After the battle with Katharine, the rebellion lies in tatters. Jules’s legion curse has been unbound, leaving her out of her mind and unfit to rule. Arsinoe must find a cure, even as the responsibility of stopping the ravaging mist rests heavy on her shoulders, and her shoulders alone. Mirabella has disappeared.
Queen Katharine’s rule over Fennbirn remains intact—for now. But her attack on the rebellion exacted a high price: her beloved Pietyr. Without him, who can she rely upon when Mirabella arrives, seemingly under a banner of truce? As oldest and youngest circle each other, and Katharine begins to yearn for the closeness that Mirabella and Arsinoe share, the dead queens hiss caution—Mirabella is not to be trusted.
In this conclusion to the Three Dark Crowns series, three dark sisters will rise to fight as the secrets of Fennbirn’s history are laid bare. Allegiances will shift. Bonds will be tested, and some broken forever.
The fate of the island lies in the hands of its queens.
CW: loss of a loved one, graphic injury, self-harm, gore, animal death, violence
We are finally at the end of the Fennbirn journey, and it’s been a bloody ride to get here. When we left off, the fate of the island seemed to be hanging in the balance with Jules caught up in her curse and the triplet queens choosing how to make their stands, not to mention Pietyr in a coma thanks to the fearsome power of the dead queens piloting Katharine’s body.
Now, though, we’re at the end, and everyone’s fates are very, very clear.
While I’m unsurprised at the triplets’ fates, I have to admit that I’m mostly satisfied with their arcs. Mirabella finds herself in the role of oldest triplet so completely, and has dedicated herself to seeing her sisters safely through it all, something that hits me on a bit of a personal level as the oldest sibling in my family.

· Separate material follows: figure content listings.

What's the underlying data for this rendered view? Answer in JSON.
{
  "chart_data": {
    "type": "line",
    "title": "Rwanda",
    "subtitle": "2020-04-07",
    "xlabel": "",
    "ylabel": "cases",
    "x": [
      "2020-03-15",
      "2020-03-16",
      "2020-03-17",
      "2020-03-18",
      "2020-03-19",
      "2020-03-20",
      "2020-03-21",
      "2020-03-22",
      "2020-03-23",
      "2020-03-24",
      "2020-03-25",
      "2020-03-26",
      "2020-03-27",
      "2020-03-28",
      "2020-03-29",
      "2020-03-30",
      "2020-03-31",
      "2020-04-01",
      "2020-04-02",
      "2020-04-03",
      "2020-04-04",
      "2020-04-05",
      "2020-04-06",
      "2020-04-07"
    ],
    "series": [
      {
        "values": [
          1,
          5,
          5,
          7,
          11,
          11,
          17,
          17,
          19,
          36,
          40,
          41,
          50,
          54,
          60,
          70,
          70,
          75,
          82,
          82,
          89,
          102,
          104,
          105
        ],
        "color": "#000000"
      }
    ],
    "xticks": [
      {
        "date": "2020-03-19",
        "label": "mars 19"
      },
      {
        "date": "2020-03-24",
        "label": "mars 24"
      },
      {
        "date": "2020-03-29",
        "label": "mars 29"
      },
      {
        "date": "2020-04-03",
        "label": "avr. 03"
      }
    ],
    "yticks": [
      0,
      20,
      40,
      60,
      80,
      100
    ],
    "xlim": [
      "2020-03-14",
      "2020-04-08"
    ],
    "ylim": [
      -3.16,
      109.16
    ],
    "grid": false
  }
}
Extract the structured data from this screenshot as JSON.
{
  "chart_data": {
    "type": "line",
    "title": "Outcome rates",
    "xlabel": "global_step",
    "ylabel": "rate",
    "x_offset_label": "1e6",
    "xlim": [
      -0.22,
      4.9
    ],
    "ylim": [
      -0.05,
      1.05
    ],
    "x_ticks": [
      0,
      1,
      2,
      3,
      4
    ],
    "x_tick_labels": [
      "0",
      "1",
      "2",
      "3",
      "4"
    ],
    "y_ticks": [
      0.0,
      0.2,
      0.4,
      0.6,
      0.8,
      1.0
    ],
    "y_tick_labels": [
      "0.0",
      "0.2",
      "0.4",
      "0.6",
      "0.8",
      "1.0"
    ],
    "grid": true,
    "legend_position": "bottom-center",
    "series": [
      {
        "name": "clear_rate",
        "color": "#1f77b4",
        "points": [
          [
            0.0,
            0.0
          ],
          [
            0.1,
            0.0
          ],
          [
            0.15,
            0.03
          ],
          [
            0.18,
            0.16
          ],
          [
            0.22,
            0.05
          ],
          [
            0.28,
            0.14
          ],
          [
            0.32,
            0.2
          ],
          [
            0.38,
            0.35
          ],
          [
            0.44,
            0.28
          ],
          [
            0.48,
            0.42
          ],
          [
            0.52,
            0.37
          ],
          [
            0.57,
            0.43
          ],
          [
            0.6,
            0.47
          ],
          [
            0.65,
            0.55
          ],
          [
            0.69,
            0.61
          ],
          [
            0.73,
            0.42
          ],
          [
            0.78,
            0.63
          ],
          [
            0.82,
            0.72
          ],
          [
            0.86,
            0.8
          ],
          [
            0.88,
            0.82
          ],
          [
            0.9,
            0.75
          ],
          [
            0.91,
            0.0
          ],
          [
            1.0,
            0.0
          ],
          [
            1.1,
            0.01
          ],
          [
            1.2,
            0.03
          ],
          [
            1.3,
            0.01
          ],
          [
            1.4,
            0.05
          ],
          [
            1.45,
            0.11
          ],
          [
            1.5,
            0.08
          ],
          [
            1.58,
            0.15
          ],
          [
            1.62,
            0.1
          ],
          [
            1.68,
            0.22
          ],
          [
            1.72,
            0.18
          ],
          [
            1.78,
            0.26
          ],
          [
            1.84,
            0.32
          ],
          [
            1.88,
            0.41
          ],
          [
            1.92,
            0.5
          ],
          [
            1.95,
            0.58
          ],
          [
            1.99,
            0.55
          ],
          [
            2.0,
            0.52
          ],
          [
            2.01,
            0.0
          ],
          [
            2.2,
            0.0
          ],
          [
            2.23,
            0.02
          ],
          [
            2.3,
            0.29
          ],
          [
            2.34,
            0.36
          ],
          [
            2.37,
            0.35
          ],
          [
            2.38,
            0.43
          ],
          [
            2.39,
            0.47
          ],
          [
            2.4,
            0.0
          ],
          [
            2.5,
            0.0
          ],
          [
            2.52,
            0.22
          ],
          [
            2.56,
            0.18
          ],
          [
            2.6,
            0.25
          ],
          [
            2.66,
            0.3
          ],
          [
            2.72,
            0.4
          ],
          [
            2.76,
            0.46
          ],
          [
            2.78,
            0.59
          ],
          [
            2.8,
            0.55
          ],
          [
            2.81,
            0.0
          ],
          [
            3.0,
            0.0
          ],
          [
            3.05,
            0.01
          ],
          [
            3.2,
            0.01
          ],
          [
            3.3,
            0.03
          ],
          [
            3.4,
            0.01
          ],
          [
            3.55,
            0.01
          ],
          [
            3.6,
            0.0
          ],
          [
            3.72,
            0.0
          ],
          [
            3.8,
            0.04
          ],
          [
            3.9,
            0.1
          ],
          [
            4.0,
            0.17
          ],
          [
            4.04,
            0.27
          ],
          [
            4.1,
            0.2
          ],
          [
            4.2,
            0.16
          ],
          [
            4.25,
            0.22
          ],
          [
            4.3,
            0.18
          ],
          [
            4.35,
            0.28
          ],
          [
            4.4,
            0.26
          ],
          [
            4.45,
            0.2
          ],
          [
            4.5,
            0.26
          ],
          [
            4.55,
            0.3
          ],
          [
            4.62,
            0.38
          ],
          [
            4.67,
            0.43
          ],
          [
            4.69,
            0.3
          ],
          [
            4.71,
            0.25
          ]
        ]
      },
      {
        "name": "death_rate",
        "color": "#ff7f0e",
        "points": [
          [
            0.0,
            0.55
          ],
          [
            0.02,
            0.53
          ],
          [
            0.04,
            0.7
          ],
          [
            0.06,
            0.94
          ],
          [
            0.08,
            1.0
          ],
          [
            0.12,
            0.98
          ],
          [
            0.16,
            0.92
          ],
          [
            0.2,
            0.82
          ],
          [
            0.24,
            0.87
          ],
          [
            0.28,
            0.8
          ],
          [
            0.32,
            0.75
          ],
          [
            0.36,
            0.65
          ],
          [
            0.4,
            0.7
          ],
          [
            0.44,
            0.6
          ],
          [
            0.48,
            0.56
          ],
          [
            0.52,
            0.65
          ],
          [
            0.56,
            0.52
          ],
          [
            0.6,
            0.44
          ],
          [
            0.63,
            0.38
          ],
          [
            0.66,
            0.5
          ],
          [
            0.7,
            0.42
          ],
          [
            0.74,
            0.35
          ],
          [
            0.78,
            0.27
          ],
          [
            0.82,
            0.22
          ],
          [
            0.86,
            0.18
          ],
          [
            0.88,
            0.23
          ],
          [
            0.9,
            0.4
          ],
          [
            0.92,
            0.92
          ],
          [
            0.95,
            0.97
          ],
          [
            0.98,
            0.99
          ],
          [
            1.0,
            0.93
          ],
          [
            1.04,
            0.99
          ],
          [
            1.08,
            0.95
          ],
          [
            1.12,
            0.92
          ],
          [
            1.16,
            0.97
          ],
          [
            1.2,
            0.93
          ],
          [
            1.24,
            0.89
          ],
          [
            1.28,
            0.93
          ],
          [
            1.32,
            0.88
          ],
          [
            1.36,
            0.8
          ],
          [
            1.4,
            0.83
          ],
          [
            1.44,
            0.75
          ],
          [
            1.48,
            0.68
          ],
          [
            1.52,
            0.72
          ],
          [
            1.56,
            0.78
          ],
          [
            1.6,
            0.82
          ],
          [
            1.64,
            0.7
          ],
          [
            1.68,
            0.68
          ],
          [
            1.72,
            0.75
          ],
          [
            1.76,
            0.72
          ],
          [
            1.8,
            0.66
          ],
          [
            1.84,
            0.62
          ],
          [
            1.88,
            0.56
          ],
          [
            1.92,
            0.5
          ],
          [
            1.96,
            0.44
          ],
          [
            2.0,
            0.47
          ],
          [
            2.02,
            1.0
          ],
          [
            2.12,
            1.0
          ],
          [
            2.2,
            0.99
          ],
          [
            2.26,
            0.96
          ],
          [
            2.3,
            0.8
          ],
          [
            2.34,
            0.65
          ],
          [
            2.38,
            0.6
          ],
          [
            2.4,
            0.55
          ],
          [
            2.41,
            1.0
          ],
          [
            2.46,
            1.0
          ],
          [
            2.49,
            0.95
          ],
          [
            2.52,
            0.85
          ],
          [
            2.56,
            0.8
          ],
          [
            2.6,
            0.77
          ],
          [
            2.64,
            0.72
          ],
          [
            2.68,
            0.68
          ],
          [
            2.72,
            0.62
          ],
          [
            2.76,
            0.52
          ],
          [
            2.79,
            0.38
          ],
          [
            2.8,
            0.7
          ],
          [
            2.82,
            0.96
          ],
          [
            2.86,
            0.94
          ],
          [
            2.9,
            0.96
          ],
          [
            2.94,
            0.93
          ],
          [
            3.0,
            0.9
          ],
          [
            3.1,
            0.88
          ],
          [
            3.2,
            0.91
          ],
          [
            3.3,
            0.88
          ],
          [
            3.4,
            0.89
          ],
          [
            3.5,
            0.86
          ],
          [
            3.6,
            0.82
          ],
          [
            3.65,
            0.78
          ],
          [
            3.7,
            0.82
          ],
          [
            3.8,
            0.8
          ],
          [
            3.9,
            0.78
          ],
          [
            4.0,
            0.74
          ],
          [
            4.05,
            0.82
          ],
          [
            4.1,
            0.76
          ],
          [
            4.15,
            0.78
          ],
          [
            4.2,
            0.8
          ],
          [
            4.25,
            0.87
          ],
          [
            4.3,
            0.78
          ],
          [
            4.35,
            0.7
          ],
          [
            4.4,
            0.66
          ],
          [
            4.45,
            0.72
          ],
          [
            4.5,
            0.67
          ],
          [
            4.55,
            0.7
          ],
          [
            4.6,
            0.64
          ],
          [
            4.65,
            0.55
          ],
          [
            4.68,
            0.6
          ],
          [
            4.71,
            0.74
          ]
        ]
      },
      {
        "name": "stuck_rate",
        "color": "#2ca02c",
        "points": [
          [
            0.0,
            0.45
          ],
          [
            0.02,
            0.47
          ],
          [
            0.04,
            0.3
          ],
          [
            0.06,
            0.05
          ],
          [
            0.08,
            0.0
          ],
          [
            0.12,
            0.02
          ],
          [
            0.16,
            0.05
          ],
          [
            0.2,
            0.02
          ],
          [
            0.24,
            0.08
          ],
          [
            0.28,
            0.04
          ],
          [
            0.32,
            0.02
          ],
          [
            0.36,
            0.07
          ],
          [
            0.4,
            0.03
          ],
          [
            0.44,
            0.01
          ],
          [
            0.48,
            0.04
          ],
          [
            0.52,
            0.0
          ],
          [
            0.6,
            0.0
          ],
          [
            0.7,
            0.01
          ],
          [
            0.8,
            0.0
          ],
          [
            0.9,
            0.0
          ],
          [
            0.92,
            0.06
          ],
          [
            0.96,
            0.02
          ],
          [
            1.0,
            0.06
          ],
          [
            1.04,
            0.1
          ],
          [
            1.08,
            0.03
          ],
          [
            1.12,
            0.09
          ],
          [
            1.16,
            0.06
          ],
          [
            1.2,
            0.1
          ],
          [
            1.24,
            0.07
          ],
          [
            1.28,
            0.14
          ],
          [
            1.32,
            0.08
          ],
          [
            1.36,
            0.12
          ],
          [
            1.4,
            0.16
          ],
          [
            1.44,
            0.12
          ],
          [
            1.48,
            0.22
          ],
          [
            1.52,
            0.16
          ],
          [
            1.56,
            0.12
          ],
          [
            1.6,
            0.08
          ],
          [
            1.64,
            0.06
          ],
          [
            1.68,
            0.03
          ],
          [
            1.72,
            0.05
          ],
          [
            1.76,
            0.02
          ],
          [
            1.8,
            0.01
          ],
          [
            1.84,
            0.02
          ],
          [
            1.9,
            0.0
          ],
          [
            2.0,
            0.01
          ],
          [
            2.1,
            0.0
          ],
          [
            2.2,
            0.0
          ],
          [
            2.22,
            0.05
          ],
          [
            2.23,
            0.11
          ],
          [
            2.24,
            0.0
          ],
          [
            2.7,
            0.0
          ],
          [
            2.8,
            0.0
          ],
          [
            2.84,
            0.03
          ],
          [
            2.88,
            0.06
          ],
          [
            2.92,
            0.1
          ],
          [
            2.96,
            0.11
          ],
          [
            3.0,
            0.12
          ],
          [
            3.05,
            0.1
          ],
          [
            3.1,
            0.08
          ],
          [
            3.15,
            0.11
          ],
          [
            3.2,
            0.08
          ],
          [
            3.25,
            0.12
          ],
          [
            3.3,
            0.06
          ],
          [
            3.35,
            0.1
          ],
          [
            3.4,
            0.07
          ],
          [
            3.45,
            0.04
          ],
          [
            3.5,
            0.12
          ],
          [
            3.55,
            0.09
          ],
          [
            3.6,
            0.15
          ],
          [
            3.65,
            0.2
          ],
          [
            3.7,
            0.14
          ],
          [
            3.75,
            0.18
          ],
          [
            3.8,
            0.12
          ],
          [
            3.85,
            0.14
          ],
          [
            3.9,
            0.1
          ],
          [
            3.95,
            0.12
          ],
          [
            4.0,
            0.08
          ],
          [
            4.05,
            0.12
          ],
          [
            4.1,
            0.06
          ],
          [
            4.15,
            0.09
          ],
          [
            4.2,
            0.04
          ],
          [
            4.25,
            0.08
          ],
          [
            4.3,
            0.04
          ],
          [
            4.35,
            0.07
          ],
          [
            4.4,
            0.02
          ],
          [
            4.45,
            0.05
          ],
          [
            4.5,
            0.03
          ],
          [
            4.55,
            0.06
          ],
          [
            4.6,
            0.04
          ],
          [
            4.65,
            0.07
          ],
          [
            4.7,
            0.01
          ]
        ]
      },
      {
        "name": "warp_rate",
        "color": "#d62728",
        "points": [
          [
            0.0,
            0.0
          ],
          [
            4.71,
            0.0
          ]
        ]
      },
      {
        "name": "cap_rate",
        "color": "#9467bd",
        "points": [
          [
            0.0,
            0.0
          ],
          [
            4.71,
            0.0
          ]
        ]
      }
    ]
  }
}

Meanwhile, Katharine and the dead queens find themselves more at odds than ever, and I finally found myself warming up to her, understanding the forces behind her choices throughout the series. She’s still my least favorite of the triplets, but I think Five Dark Fates finally cracked open her character in a way I could appreciate and understand.
And Arsinoe, my personal favorite. I love how insistent she’s been on not harming her sisters, on not being the one to bring bloodshed even when the chips are down, and watching her work to save them and Fennbirn as a whole was a treat. She may be impulsive and a little coarse sometimes, but she cares deeply, and I really enjoyed her POV most. Plus, I think her relationship with Billy Chatworth is sweet, and also one of the least superficial relationships in the series.
It was good to see Jules claim her role in Fennbirn’s fate, too. She and Camden are my favorite characters overall, and I appreciated that some of the biggest choices came down to her approach and her abilities. Not only that, but on a conceptual level, her legion curse is fascinating to me.
It also comes up that Jules is bi, and on the one hand, I do love more bi rep! On the other, I have to say it felt like a late, underdeveloped addition that was just tossed in for brownie points or something.
And I think that’s the series’ biggest problem: underdevelopment. For a finale with major character deaths and the fate of an entire island resting on it, I didn’t really find myself terribly invested in it all. The pace felt too slow to be a climax of all the danger the queens have faced so far, and when it was all said and done, I found myself wondering where the rest was. What happens to Fennbirn next? What about the surviving characters? What about magic and curses and curse breaking and familiars and relationships? So very much of Five Dark Fates feels truly amazing in concept, and underwhelming or even lackluster in execution.
If this were the second book in the series, maybe I would be a little less disappointed, since second book syndrome happens, and I’ve read great follow-ups after mediocre second books. But this is the end of the road for the Fennbirn series, and I can’t help but feel like I missed something important somewhere along the way. Where’s all the emotion I’m supposed to be feeling? Where are these plot points that could have held much more bearing on the resolution?
As far as series finales go, this is not one of the more impressive ones I’ve encountered, and in some ways, I feel cheated. I came all this way, read all those pages, just for this?
And at the same time, there was enough about the series that I enjoyed, enough that brought me back for each installment. It’s not going to find itself on my favorites shelf any time soon, but I can’t deny that I enjoyed it enough, if only in concept and in certain characters, to keep coming back for more.
Not every book is going to be a masterpiece, I suppose, and that’s okay. And as far as books go, Five Dark Fates isn’t horrible. It just isn’t the greatest thing I’ve ever read, and held up against some of my other reads this year, it just isn’t strong enough to merit a standing ovation or anything of the sort.